Chinese Calligraphy and Early Buddhist Manuscripts

Tsui, Chung-hui 崔中慧 (forthcoming) Chinese Calligraphy and Early Buddhist Manuscripts. Oxford: Indica et Buddhica.

Abstract

The earliest extant Chinese Buddhist manuscript the Buddhasaṃgīti-sūtra was excavated at Toyuq in Turfan. It is dated the 6th year of the Yuankang era (296 CE) during the Western Jin Dynasty (266–316 CE). This sūtra is a copy by Zhu Fashou, one of Dharmarakṣa's monk disciples, a distinctive scribe on the translation team. Both historical documentation and archæological findings of the period when Buddhism was initially transmitted into China demonstrate that the copying of Buddhist texts by monk scribes from Central Asia played a key role. The work of these scribes also enhanced the creation of diverse and vigorous calligraphic styles from the 3rd to 5th centuries. However, before the 20th century, early Buddhist scribes or foreign scribes were little known in the history of Chinese calligraphy, or in official records.

Tsui, Chung-hui 崔中慧 (forthcoming) Chinese Calligraphy and Early Buddhist Manuscripts. Oxford: Indica et Buddhica.

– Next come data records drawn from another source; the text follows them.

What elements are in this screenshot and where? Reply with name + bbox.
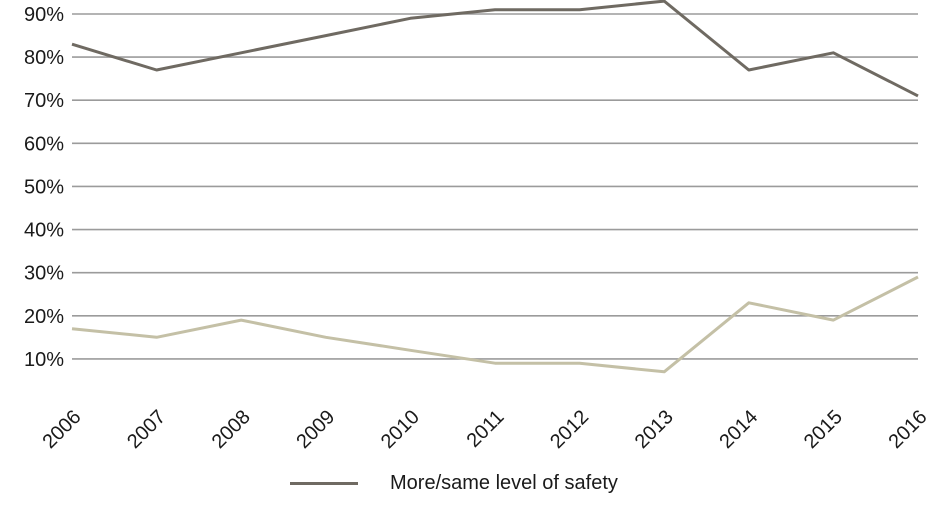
x-tick-label: 2013 — [631, 406, 678, 453]
x-tick-label: 2006 — [39, 406, 86, 453]
x-tick-label: 2014 — [715, 406, 762, 453]
x-tick-label: 2011 — [463, 406, 509, 452]
y-tick-label: 90% — [24, 4, 64, 26]
legend: More/same level of safety — [290, 472, 618, 495]
x-axis-ticks: 2006 2007 2008 2009 2010 2011 2012 2013 2014 2015… — [39, 406, 932, 453]
x-tick-label: 2008 — [208, 406, 255, 453]
legend-swatch-series-1 — [290, 482, 358, 485]
x-tick-label: 2009 — [292, 406, 339, 453]
series-line-2 — [71, 275, 919, 374]
y-tick-label: 80% — [24, 47, 64, 69]
legend-label-series-1: More/same level of safety — [390, 472, 618, 494]
y-tick-label: 20% — [24, 306, 64, 328]
y-tick-label: 30% — [24, 263, 64, 285]
series-lines — [71, 0, 919, 374]
gridlines — [72, 13, 918, 360]
y-tick-label: 70% — [24, 90, 64, 112]
y-tick-label: 40% — [24, 220, 64, 242]
x-tick-label: 2012 — [546, 406, 593, 453]
x-tick-label: 2016 — [885, 406, 932, 453]
x-tick-label: 2010 — [377, 406, 424, 453]
x-tick-label: 2015 — [800, 406, 847, 453]
y-tick-label: 50% — [24, 176, 64, 198]
y-tick-label: 60% — [24, 133, 64, 155]
y-tick-label: 10% — [24, 349, 64, 371]
y-axis-ticks: 10% 20% 30% 40% 50% 60% 70% 80% 90% — [24, 4, 64, 371]
x-tick-label: 2007 — [123, 406, 170, 453]
series-line-1 — [71, 0, 919, 98]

The discovery of the Dunhuang and Turfan manuscripts in the early 20th century provided scholars with new material with which to examine early Buddhist scribal culture. This monograph considers the culture of early sacred writing, and the role of early Buddhist scribes, scribal workshops, scriptural calligraphy, and the expertise of these early scribes, for the history of Chinese calligraphers and calligraphy.